13 July 2012

Ibarra 2

“I also know New York. I also know Miami,” said Don Pepe. “My son worked in those cities.”

Don Pepe was the owner of the Hotel Imbabura. Don Pepe was a very old man with white hair who walked slowly with a cane. His eyes were green and lively and because I could talk Spanish he wanted to talk with me. We had been talking about the United States and about places we had both lived in.

“This is my son, Osvaldo.” Don Pepe introduced me to a man who had approached as we were speaking and I shook his hand and we greeted each other.

Osvaldo had lived in Queens, in Flushing, and had operated a limousine service between the airports. Flushing was an ugly place to live, he said, and he had not liked living there. He worked very hard but New York was too expensive. Then he moved to Miami and lived in Brickell. Brickell was a nice place but he did not like Cubans. The Cubans ran Miami. He did not like Cubans at all. Puerto Ricans he did not like either, although he disliked Cubans more. Miami had too many Cubans and Puerto Ricans. His family was emigrated from Argentina. That made him an Argentine. But the family was originally from Italy. That made him an Italian. Like any good Argentine he did not identify himself with South America.

When I explained I was headed for the Pacific coast, Osvaldo cautioned me about coastal people. Costenos were a different sort. You could not get along with them. I did not quite understand what the difficulty was with coastal people. I mentioned that I quite liked the Colombian costenos that I knew. Osvaldo smiled painfully. He shook his head. He did not like Colombians. I could see he felt badly for me. Clearly I did not know what I had gotten myself into. Osvaldo was an Ecuadorian from the mountains who was also an Argentine but really an Italian, and he could not understand the people of the Caribbean.

***


In the morning Don Pepe stopped me as I was leaving the hotel. “Where do you go today?”

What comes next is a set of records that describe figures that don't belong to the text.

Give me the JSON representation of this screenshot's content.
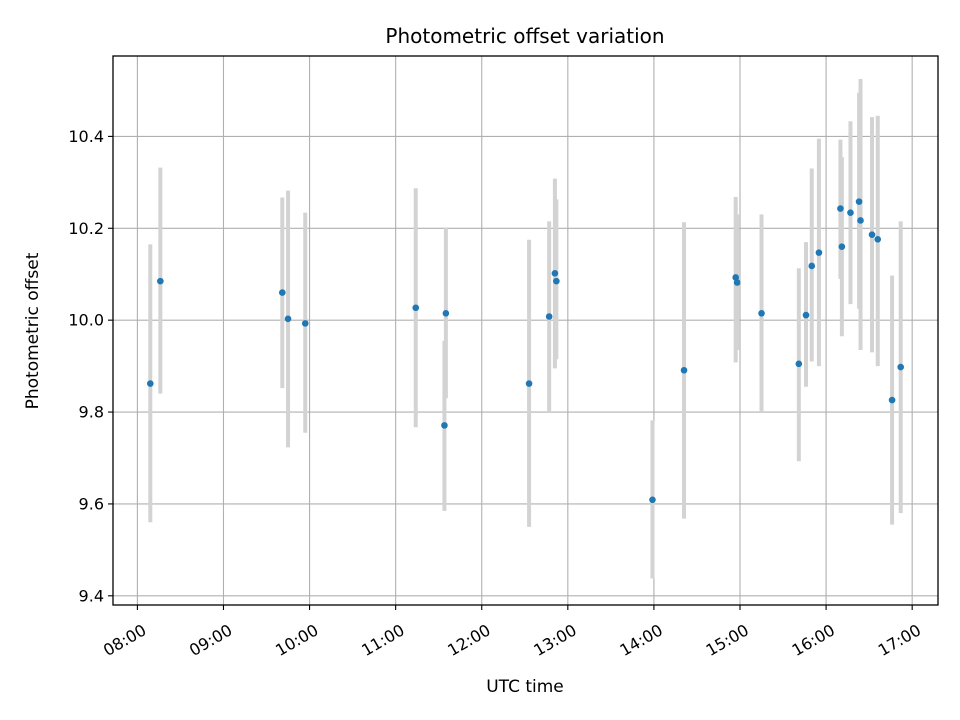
{
  "chart_data": {
    "type": "scatter",
    "title": "Photometric offset variation",
    "xlabel": "UTC time",
    "ylabel": "Photometric offset",
    "grid": true,
    "xlim": [
      "07:43",
      "17:18"
    ],
    "ylim": [
      9.38,
      10.575
    ],
    "x_ticks": [
      "08:00",
      "09:00",
      "10:00",
      "11:00",
      "12:00",
      "13:00",
      "14:00",
      "15:00",
      "16:00",
      "17:00"
    ],
    "y_ticks": [
      9.4,
      9.6,
      9.8,
      10.0,
      10.2,
      10.4
    ],
    "colors": {
      "marker": "#1f77b4",
      "errorbar": "#d3d3d3",
      "grid": "#b0b0b0"
    },
    "points": [
      {
        "x": "08:09",
        "y": 9.862,
        "ylo": 9.56,
        "yhi": 10.165
      },
      {
        "x": "08:16",
        "y": 10.085,
        "ylo": 9.84,
        "yhi": 10.332
      },
      {
        "x": "09:41",
        "y": 10.06,
        "ylo": 9.852,
        "yhi": 10.267
      },
      {
        "x": "09:45",
        "y": 10.003,
        "ylo": 9.723,
        "yhi": 10.282
      },
      {
        "x": "09:57",
        "y": 9.993,
        "ylo": 9.755,
        "yhi": 10.234
      },
      {
        "x": "11:14",
        "y": 10.027,
        "ylo": 9.767,
        "yhi": 10.287
      },
      {
        "x": "11:34",
        "y": 9.771,
        "ylo": 9.585,
        "yhi": 9.955
      },
      {
        "x": "11:35",
        "y": 10.015,
        "ylo": 9.83,
        "yhi": 10.202
      },
      {
        "x": "12:33",
        "y": 9.862,
        "ylo": 9.55,
        "yhi": 10.175
      },
      {
        "x": "12:47",
        "y": 10.008,
        "ylo": 9.8,
        "yhi": 10.215
      },
      {
        "x": "12:51",
        "y": 10.102,
        "ylo": 9.895,
        "yhi": 10.308
      },
      {
        "x": "12:52",
        "y": 10.085,
        "ylo": 9.915,
        "yhi": 10.263
      },
      {
        "x": "13:59",
        "y": 9.609,
        "ylo": 9.438,
        "yhi": 9.782
      },
      {
        "x": "14:21",
        "y": 9.891,
        "ylo": 9.568,
        "yhi": 10.213
      },
      {
        "x": "14:57",
        "y": 10.093,
        "ylo": 9.908,
        "yhi": 10.268
      },
      {
        "x": "14:58",
        "y": 10.082,
        "ylo": 9.935,
        "yhi": 10.23
      },
      {
        "x": "15:15",
        "y": 10.015,
        "ylo": 9.8,
        "yhi": 10.23
      },
      {
        "x": "15:41",
        "y": 9.905,
        "ylo": 9.693,
        "yhi": 10.113
      },
      {
        "x": "15:46",
        "y": 10.011,
        "ylo": 9.855,
        "yhi": 10.17
      },
      {
        "x": "15:50",
        "y": 10.118,
        "ylo": 9.91,
        "yhi": 10.33
      },
      {
        "x": "15:55",
        "y": 10.147,
        "ylo": 9.9,
        "yhi": 10.395
      },
      {
        "x": "16:10",
        "y": 10.243,
        "ylo": 10.09,
        "yhi": 10.393
      },
      {
        "x": "16:11",
        "y": 10.16,
        "ylo": 9.965,
        "yhi": 10.355
      },
      {
        "x": "16:17",
        "y": 10.234,
        "ylo": 10.035,
        "yhi": 10.433
      },
      {
        "x": "16:23",
        "y": 10.258,
        "ylo": 10.025,
        "yhi": 10.495
      },
      {
        "x": "16:24",
        "y": 10.217,
        "ylo": 9.935,
        "yhi": 10.525
      },
      {
        "x": "16:32",
        "y": 10.186,
        "ylo": 9.93,
        "yhi": 10.442
      },
      {
        "x": "16:36",
        "y": 10.176,
        "ylo": 9.9,
        "yhi": 10.445
      },
      {
        "x": "16:46",
        "y": 9.826,
        "ylo": 9.555,
        "yhi": 10.097
      },
      {
        "x": "16:52",
        "y": 9.898,
        "ylo": 9.58,
        "yhi": 10.215
      }
    ]
  }
}
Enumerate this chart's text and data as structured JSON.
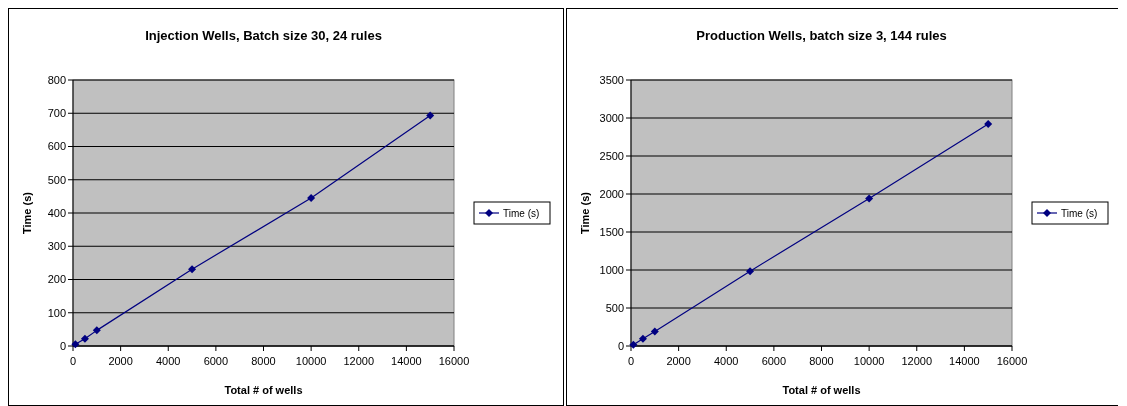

I explained to Don Pepe that I did not really have any plan.

“You must go to Laguna Yaguarcocha today. You must go to see the Angel on the hill that protects Ibarra and you must go to see the lake into which the Incas placed 30,000 dead of the Caras. The lake was turned red by the blood of the slaughter.”

“Perhaps I will go this afternoon,” I told him. A lake of blood did sound interesting.

Don Pepe was disappointed. “To go in the afternoon you will miss the lunch of the tilapia or the trout.”

“The tilapia and trout are fished from the lake of blood?”

Claro. Of course.”

“I will depart soon,” I assured Don Pepe.

Don Pepe was still disappointed.

“I will depart now for the lake of blood,” I told Don Pepe. “I must not neglect the lunch of tilapia or trout.” I did not want to disappoint Don Pepe.

Don Pepe was very pleased and he shook my hand. “Buen viaje.”





There wasn’t much to see at the lake. The dead bodies are gone and the lake is no longer colored red by blood. A few tour ferries were on the water but there was not much other activity. The restaurants were empty and I stopped in one with the cleanest looking signage. There was no trucha so I ordered the tilapia and a pilsner. It was a very tasty fish. Then I walked around the lake.

The sun was out and a breeze was blowing. I tried to imagine how the Incas got the 30,000 dead Caras into the lake. Unless they were taking the dead out in boats and dumping them, I figured the shoreline would fill up quickly with bodies. There seemed to me a real logistical problem. Was 30,000 dead enough to color the water red? Perhaps it was only colored red along the shore. Anyway, I was sure Don Pepe was going to be pleased with me.